Roku (ROKU) is a name that has more than tripled in 2019. With it being a slow news day, we thought this was a good time to provide an update on the company.
You should read our December report for full details, but the crux of the story is that Roku is a play on the shift to streaming TV. Roku used to make most of its money selling hardware (Roku players, Roku TVs), but now most of its growth is coming from platform revenue. Two-thirds of its platform segment revenue comes from advertising while the other third derives from content distribution fees -- Roku gets a slice when you subscribe to Netflix via a Roku TV.
The advertising component is really the crown jewel of the story. Advertisements on streaming TVs are still in their super early days in terms of development. The regular TV ad business in the US is a $70 bln business. The vast majority of those ad dollars still centers on linear TVs, but more and more is going toward streaming. Roku sees huge upside in its ad business as that trend grows.
Roku posted strong back-to-back earnings results in Q4 and Q1. Of note, Roku said in its Q1 report in early May that it estimates that Roku TVs sold by its OEM partners accounted for more than one-in-three smart TVs sold in the US in Q1, as Roku gained significant market share. That's an impressive chunk of the market.
Roku platform engagement is also going up as per household streaming grew to an average of roughly 3.5 hours a day per active account, representing nearly half of average US per-household daily viewing, according to the company. Also, Roku said that it's excited about the growth of The Roku Channel, which offers ad-supported content, live programming, and Premium Subscriptions (HBO, Showtime, etc.), all through a single login and one bill.
Some investors have concerns regarding the competitive front. There have been reports of Apple teaming up with Samsung, LG, and Vizio, and Amazon has also been looking more into this area. The potential entrance of new big players in the space is definitely something to keep an eye on, but Roku's dominant market share should help it to defend its turf.
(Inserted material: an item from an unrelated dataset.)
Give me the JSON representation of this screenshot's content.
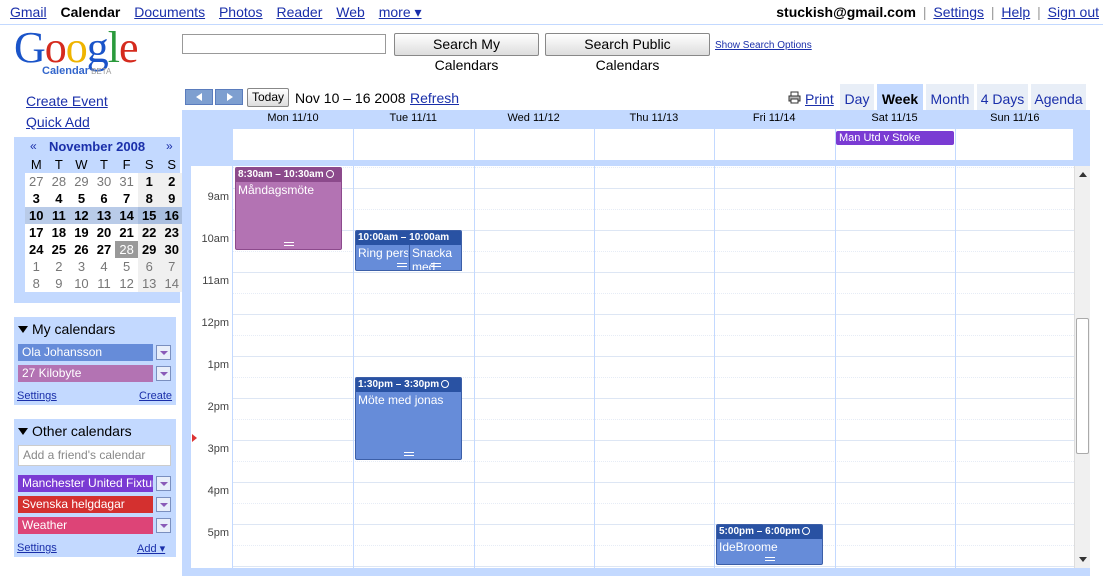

Overall, we remain fans of the story, as there are still a lot of ad dollars moving to streaming. Also, this company was long thought of as a hardware play, but that's not really the case anymore. It's much more of a play on streaming ads, particularly with its popular Roku Channel and premium subscription delivery. Also, the valuation is not that bad for a tech name, with a price/sales ratio of 11x. Looking ahead, Roku is expected to report Q2 results in early August.